Gordon UNCOVER‐1, 2016

Methods	RCT, placebo‐controlled, double blind Date of study: November 2011‐June 2014 Location: multicentre (104) in Europe, Australia, North America
Participants	Randomised: 1296 participants (mean age 45 years, 883 male) Inclusion criteria Participants with moderate‐severe psoriasis (PASI ≥ 12 or BSA ≥ 10), age ≥ 18 years Exclusion criteria Pregnancy, immunosuppression, kidney insufficiency, liver insufficiency, past history of malignant tumours, active infection, uncontrolled cardiovascular disorder, uncontrolled diabetes, uncontrolled hypertension Had received anti IL17 Dropouts and withdrawals 66/1296 (5%); Ixekizumab 4‐week group (24), ixekizumab 2‐week group (18), placebo (24) AEs: ixekizumab 4‐week group (10), ixekizumab 2‐week group (10), placebo (6) Protocol violation: ixekizumab 4‐week group (6), ixekizumab 2‐week group (0), placebo (3) Participant decision: ixekizumab 4‐week group (6), ixekizumab 2‐week group (5), placebo (6) Lost to follow‐up: ixekizumab 4‐week group (0), ixekizumab 2‐week group (2), placebo (1) Investigator decision: ixekizumab 4‐week group (1), ixekizumab 2‐week group (1), placebo (1) Lack of efficacy: ixekizumab 4‐week group (1), ixekizumab 2‐week group (0), placebo (7)

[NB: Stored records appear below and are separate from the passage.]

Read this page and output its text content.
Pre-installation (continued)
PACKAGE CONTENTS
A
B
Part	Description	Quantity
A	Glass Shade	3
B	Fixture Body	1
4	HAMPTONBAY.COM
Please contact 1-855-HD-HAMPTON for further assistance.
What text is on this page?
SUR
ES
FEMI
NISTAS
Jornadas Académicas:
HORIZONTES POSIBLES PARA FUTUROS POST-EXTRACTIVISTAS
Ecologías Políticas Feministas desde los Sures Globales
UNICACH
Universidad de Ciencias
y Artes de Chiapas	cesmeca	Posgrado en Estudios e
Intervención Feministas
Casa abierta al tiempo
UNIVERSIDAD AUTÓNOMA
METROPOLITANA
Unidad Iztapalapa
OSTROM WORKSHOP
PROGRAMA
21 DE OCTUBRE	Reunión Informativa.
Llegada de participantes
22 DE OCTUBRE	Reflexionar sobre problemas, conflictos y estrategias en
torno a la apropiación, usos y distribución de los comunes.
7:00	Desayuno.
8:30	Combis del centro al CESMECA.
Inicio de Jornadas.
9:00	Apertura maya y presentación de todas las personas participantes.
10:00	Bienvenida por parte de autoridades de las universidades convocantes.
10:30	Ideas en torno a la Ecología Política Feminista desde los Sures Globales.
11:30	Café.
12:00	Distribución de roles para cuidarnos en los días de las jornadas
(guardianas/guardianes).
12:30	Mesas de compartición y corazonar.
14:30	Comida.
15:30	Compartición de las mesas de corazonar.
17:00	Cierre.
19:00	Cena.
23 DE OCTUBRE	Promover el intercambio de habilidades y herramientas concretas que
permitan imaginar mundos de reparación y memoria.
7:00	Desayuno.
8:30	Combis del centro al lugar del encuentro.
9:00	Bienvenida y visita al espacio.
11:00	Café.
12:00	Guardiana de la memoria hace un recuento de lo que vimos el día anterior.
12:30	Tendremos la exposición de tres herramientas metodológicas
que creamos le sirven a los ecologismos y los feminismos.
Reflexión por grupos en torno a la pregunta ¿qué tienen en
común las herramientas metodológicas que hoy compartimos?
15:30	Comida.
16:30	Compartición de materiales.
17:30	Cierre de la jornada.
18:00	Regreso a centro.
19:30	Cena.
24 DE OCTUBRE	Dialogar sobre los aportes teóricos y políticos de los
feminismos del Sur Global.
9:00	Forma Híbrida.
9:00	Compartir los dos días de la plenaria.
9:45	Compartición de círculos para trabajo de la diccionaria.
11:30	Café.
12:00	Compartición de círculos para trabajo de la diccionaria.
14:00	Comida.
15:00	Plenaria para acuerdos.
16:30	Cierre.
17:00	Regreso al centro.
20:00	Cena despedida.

Interventions	Intervention A. Ixekizumab (n = 432), SC, 80 mg, 2 injections week 0, 1 injection monthly Control intervention B. Ixekizumab (n = 433), SC, 80 mg, 2 injections week 0, 1 injection eow C. Placebo (n = 431), SC
Outcomes	Assessments at 12 weeks Primary outcomes of the trial PGA 0‐1 PASI 75 Secondary outcomes of the trial PASI 90 DLQI NAPSI AEs
Notes	Funding source: Quote (p 346): “The trials were sponsored by Eli Lilly and were designed by the scientific steering committee and Eli Lilly personnel. The site investigators collected the data, Eli Lilly personnel performed the data analyses, and all the authors had access to the data.” Declarations of interest (p 355): "Disclosure forms provided by the authors are available with the full text of this article at NEJM.org." Gordon received grants and personal fees from Abbvie, Amgen, Celgene, Eli Lilly, Novartis; and personal fees from Pfizer and Medac.
Risk of bias
Bias	Authors' judgement	Support for judgement
Random sequence generation (selection bias)	Low risk	Quote (supplemental appendix): “Patients were assigned to treatment groups as determined by a computer‐generated random sequence .." Comment: clearly defined
Allocation concealment (selection bias)	Low risk	Quote (supplemental appendix): “Patients were assigned to treatment groups as determined by a computer‐generated random sequence using an interactive voice response system (IVRS). Site personnel confirmed that they had located the correct assigned investigational product package by entering a confirmation number found on the package into the IVRS” Comment: clearly defined
Blinding of participants and personnel (performance bias) All outcomes	Low risk	Quote (p 346): “double‐blind, placebo‐controlled” Comment: probably done
Blinding of outcome assessment (detection bias) All outcomes	Low risk	Quote (p 346): “double‐blind, placebo‐controlled” Comment: probably done
Incomplete outcome data (attrition bias) All outcomes	Low risk	Randomly assigned 1296, analysed 1296 Management of missing data: Quote (p 348): “Unless otherwise specified, all analyses of efficacy during the induction period were performed according to the intention‐to‐treat principle. Missing values for the PASI and the sPGA score were imputed conservatively as nonresponses, regardless of the reason for the missing data” Comment: probably done
Selective reporting (reporting bias)	Low risk	Comment: the protocol for the study was available on ClinicalTrials.gov (NCT01474512). The pre‐specified outcomes mentioned in the protocol and in the methods section appeared to have been reported.